Until recently, some analysts predicted that voice-based commerce would eventually be responsible for tens of billions of dollars of retail sales. Those predictions are likely to change following a 2018 internally leaked document from Amazon that indicated just 2% of the people who own Amazon Alexa-powered devices have made purchases using voice. More importantly, 90% of that tiny minority failed to make a second voice-based purchase.
Everything stated above begs one question: Has the potential for voice assistants and smart speakers to impact our lives been dramatically overstated?
Your answer to this question might mean betting against the likes of Samsung, Apple, Google, and Amazon. As both a developer and user of these technologies, I have no doubt that there is a place for voice assistants in our daily lives. However, user activity and preferences are still determining for what. According to Amazon, many of the top Alexa skills are games and those that aren’t are “focused on daily habits, wellness, and…family fun.” Even more interesting is the observation from TechCrunch’s Sarah Perez who noticed that many of Alexa’s top experiences “are known app names from the mobile app ecosystem, rather than breakout hits that are unique to Alexa or smart speakers.” While the data uncovers some issues with voice capabilities and adoption, the data is not dispositive of whether adoption and growth of voice technology will wane or whether such technology can be overlooked by companies. At this moment in time, it’s hard to find a compelling ROI case for voice-related development that isn’t experimental in nature, but consumer acceptance of voice-activated technology indicates that experimentation should continue to find the right experiment beyond simple assistant-like activities.
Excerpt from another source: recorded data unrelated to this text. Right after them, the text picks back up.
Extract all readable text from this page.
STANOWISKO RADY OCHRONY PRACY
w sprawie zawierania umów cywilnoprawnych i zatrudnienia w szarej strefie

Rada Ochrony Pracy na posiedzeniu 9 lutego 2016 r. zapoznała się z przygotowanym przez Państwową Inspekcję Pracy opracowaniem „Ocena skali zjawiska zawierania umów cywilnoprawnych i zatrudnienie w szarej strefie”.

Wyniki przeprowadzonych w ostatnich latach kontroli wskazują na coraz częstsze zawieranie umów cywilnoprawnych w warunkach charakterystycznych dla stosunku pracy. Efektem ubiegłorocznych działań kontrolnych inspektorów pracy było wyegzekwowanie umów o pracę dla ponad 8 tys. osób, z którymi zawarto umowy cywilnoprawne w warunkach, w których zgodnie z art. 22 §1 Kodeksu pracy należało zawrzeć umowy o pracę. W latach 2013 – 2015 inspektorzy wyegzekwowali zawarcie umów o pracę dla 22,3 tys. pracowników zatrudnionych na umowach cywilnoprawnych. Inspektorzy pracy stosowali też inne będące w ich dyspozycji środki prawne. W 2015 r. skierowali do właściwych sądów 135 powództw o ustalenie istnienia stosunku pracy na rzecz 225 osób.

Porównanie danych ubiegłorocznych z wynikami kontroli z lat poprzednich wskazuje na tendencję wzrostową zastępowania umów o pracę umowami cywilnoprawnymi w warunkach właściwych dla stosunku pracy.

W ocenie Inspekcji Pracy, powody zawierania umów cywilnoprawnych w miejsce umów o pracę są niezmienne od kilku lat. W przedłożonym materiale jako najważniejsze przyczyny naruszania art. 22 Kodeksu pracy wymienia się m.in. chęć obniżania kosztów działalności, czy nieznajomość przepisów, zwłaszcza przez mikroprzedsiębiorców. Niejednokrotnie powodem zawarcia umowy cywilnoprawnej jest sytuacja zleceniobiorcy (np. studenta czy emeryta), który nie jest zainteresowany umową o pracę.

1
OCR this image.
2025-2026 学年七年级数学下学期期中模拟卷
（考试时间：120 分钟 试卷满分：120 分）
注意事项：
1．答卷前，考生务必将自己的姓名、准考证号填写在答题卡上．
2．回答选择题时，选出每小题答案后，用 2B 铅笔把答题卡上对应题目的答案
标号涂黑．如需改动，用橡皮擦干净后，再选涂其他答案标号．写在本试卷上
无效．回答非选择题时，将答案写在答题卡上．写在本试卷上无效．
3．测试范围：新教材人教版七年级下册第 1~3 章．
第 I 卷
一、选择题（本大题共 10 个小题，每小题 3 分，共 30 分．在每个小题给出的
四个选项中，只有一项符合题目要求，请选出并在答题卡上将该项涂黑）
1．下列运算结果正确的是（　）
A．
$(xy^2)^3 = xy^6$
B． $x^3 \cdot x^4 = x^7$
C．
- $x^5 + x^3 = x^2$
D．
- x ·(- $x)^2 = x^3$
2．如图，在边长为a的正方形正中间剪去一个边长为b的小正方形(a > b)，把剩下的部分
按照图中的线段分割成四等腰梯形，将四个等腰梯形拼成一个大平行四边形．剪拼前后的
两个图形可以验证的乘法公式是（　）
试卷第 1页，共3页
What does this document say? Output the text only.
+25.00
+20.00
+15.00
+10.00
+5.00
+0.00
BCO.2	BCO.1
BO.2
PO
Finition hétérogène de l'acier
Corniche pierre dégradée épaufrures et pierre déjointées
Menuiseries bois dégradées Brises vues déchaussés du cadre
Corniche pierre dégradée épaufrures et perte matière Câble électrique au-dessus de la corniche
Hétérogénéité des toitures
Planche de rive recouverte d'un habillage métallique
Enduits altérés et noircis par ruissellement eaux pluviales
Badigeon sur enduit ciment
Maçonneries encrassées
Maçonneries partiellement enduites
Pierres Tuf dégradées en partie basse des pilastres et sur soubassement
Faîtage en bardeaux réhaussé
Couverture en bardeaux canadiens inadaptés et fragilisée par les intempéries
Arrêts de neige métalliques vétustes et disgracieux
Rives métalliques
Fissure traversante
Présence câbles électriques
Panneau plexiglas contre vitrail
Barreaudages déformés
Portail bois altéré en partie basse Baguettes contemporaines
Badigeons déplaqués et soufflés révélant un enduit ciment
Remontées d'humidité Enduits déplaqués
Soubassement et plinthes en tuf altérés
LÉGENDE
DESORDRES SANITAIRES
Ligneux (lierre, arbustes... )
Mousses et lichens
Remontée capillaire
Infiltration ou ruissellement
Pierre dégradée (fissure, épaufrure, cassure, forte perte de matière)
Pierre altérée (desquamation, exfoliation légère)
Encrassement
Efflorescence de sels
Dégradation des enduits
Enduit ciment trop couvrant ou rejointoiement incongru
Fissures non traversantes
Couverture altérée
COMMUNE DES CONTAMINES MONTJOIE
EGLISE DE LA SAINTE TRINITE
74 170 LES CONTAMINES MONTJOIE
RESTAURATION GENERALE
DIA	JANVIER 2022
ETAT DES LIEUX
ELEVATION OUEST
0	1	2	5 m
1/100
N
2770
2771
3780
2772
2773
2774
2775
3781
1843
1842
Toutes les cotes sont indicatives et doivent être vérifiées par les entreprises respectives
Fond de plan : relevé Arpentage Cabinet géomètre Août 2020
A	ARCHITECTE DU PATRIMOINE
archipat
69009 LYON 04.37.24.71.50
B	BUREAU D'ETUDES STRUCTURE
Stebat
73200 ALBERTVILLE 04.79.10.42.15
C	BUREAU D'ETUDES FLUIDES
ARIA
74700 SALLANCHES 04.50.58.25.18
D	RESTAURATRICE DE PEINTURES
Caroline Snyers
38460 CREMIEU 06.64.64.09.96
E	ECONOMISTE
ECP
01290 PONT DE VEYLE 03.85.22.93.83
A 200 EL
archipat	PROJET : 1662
Regardless of the mentioned shortcomings in capabilities and more advanced use cases, there are tech analysts who will tell you that voice interfaces will revolutionize technology and become the dominate user-interface of the future due to its ease of use. This prediction is based on the larger concept of voice-driven interfaces enabling interactions with systems solely through voice. If you go back to some of the examples in this article, checking for a lightbulb at Home Depot or ordering milk for the next day could be exponentially easier via voice than the current alternatives. Voice interfaces are still in the embryonic stages of their development and will continue to be developed and integrated with modern technology at an innovative rate of speed and will likely include visual and touch components; however, at this moment in time, voice assistants and their associated smart speakers are still looking for a niche when it comes to non-assistant like experiences. For this user, turning on my lights, setting alarms and listening to the news/music/podcasts is all I really need at this moment. As technological development continues to advance and evolve, so will the use cases for voice-activated technology beyond those mentioned in this article.